File talk:Lenguas celtas.PNG

Latest comment: 8 years ago by Aucassin in topic Revamping and update

Brittany edit

Hello, thanks for this map. A nitpick however: why is the North-West of Brittany in pale green, as if Breton were no longer spoken there ? It should rather be in strong green like the rest of Lower Brittany. This place is actually the stronghold of w:fr:Breton léonard, a dialect of Breton that had a great importance in the formation of the literary norm.

At least, if I understand correctly the colour code : strong green for areas where modern Celtic languages are still spoken today, light green for their historic expansion, going back to the Middle Ages (it is necessary to go back that far to account for the area ascribed to Cornish). I suggest to legend the map to explain the meaning of the colours.

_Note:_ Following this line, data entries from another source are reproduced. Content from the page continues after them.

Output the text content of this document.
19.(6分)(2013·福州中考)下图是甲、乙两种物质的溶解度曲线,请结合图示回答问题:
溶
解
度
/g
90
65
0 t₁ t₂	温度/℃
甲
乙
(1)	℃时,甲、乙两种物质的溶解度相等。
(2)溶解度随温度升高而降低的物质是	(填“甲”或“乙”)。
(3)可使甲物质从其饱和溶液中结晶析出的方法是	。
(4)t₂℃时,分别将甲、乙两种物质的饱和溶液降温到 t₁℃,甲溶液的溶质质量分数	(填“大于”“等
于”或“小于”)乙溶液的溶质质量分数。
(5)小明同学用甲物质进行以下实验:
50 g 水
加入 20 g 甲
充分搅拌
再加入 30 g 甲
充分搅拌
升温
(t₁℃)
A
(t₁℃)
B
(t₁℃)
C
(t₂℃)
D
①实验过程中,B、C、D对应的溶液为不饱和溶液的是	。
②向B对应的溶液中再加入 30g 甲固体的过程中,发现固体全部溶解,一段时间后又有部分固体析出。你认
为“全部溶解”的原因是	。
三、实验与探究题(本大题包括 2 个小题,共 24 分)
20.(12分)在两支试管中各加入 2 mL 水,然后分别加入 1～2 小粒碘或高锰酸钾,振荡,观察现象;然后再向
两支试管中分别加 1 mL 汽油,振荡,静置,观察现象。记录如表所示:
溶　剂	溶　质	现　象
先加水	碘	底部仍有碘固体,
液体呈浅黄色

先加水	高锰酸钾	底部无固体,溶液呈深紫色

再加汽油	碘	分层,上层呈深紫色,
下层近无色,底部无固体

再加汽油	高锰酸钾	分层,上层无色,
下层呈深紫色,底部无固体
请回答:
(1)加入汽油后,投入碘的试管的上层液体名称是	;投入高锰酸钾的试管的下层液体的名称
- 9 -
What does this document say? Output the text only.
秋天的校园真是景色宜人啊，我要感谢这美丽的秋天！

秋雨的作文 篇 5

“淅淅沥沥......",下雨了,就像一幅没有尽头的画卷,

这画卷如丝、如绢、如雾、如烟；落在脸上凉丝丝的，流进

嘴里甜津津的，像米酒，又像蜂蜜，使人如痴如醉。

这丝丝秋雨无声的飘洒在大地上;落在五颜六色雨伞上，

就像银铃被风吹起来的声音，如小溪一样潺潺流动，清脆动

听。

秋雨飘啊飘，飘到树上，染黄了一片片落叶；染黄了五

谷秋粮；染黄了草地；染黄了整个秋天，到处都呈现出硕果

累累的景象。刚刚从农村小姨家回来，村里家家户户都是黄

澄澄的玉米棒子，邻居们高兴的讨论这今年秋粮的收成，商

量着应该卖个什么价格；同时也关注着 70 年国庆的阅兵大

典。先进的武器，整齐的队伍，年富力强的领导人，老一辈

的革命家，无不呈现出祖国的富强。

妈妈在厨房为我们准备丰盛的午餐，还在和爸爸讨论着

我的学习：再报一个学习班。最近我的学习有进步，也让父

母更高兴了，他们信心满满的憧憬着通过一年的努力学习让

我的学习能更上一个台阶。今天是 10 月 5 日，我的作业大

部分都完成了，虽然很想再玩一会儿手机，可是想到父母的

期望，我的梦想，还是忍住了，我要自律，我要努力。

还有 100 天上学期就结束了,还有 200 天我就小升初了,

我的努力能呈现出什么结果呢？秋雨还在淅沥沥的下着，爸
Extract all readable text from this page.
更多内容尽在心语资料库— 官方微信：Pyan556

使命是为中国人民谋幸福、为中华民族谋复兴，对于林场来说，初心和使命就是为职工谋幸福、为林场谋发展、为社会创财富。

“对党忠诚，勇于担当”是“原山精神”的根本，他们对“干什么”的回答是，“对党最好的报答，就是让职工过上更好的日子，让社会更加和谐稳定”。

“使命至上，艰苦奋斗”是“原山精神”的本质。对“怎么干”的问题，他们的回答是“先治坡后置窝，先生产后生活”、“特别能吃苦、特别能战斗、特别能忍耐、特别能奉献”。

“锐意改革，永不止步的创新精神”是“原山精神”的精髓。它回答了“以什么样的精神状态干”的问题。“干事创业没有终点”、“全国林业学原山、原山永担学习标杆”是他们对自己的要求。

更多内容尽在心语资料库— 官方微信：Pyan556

Aucassin (talk) 11:49, 28 October 2014 (UTC)Reply

Revamping and update edit

Hello,
An ID-user had added a precision on the use of the darker and lighter green, pointing toward current and former repartition of Celtic languages. This was certainly in good intent, done according to my quick comment above. Unfortunately, when paying more attention, this was wrong: from similar maps by Fobos92, quite clearly, although implicitly, the pattern is rather intended to be "majority of speakers of a Celtic language" for dark green vs. "minority of speakers of a Celtic language" for light green. Not to mention that the range of Celtic languages changed so much across centuries that it does not make sense to precise a "former range" without giving the precise period : a few centuries before J. C., most of Western and some of Central Europe would need to be included! I have therefore added a legend to make things clear that this map is intended to be synchronic.

I also revised the map according to more precise ones in Commons, based on data from recent linguistic surveys. (Of course the present map is intended to only general and rough, just to get an idea.)

For Cornish and Manx, as they are revived language, it is probably safe to put them as minority languages on the whole of their range.

Globally, the map was a bit optimistic as for the use of Celtic languages, and I revised it in places :

  • Brittany was especially a problem, since in that cas the dark green / light green pattern more or less distinguished (somewhat inaccurately) the regions where the language is still spoken from those where it was in the recent centuries. But in a majority / minority pattern, thye whole of Brittany must be in light green since the 2004 survey of the Ofis ar Brezhoneg (a private association at the time) found nowhere a majority of Breton speakers. The extension included the region of Guérande, where Breton was spoken historically but ceased to be during the 19th-20th centuries (cf. fr:Breton de Batz-sur-Mer.
  • in Wales, the northernmost Pembrokeshire had to be added as a zone with a Welsh majority, but on the other hand some zones have only a minority according to the 2011 survey : notably the Gower peninsula (which must have been a mistake), a zone around Lampeter, another around Llanwddyn, parts of Snowdonia ; less clearly, Barmouth and Llanbedrog on the Llŷn peninsula.
  • in Scotland, Gaelic is a majority language only in the Outer Hebrides and in the north of Skye.